The DAL chairman quoted Bashir as saying “We can stop this movement, but it may require some bombing and civilians will be killed”.

He said that Bashir asked businessmen for money to help the victims and so they wrote cheques.

The Sudanese leader has an outstanding arrest warrant against him by the International Criminal Court (ICC) for crimes against humanity, war crimes and genocide he allegedly masterminded in Sudan’s western region of Darfur.

Bashir dismissed the charges saying it is a plot by the west to topple his 22-years old regime.

Abdel-Latif also slammed the appointment of suspected Janjaweed leader Musa Hilal as Advisor to the Minister of Federal Rule, sarcastically exclaiming “What a great decision!”.

He added that government officials continue to look for support from the business community, but that “he doesn’t not answer most of their requests anymore.

The US embassy comment in the cable says that “having encountered the politically and business-savvy Latif on many previous occasions, we have never seen him this outspoken and overtly critical of the Sudanese regime and specific politicians.

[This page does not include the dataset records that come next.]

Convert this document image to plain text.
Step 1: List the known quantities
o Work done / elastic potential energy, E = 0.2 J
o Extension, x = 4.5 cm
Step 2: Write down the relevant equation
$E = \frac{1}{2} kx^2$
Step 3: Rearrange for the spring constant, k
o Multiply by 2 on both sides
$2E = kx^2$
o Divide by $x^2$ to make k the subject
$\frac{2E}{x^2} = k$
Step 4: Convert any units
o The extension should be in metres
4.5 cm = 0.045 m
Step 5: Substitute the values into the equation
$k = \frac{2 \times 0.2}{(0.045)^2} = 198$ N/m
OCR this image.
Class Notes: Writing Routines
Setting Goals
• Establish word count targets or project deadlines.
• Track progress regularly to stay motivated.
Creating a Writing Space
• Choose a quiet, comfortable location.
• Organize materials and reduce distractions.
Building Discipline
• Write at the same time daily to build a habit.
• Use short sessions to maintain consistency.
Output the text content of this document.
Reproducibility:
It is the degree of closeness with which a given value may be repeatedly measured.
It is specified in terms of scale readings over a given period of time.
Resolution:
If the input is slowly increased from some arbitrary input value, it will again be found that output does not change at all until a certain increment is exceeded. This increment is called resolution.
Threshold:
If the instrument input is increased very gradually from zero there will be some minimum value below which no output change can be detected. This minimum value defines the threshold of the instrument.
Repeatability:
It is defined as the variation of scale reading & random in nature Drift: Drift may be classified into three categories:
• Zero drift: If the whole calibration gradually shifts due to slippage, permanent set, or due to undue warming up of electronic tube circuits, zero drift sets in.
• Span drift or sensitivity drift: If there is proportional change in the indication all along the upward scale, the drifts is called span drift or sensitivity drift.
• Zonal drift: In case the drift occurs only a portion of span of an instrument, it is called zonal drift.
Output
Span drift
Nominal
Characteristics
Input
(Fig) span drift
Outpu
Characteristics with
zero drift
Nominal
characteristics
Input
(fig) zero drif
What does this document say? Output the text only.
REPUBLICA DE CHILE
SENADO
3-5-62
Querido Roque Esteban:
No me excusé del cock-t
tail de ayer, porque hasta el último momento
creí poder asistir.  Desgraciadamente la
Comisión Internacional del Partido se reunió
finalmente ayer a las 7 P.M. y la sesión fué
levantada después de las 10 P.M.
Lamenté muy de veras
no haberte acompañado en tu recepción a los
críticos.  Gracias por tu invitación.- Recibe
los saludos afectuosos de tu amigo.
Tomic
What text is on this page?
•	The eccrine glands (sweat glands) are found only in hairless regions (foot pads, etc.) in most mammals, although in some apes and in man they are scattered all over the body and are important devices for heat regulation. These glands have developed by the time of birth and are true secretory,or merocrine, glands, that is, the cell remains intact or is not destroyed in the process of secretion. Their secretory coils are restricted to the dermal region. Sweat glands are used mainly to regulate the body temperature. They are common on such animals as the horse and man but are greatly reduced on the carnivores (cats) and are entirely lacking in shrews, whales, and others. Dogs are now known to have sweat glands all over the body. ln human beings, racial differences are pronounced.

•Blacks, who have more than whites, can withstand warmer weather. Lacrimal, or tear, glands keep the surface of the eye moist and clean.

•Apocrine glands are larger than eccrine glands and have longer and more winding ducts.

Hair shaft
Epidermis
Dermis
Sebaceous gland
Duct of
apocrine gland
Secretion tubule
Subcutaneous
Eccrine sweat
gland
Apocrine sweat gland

His opinions are likely indicative of rising frustration within the wider Sudanese business community dismayed at internal corruption”.

“Latif’s description of the Sudanese business community’s direct financing of assistance to war victims in 2003 raises some questions, but is not surprising. In order to survive, Sudanese business leaders are constantly forced to cough up money for the regime, without having any control over what the money will actually be used for”.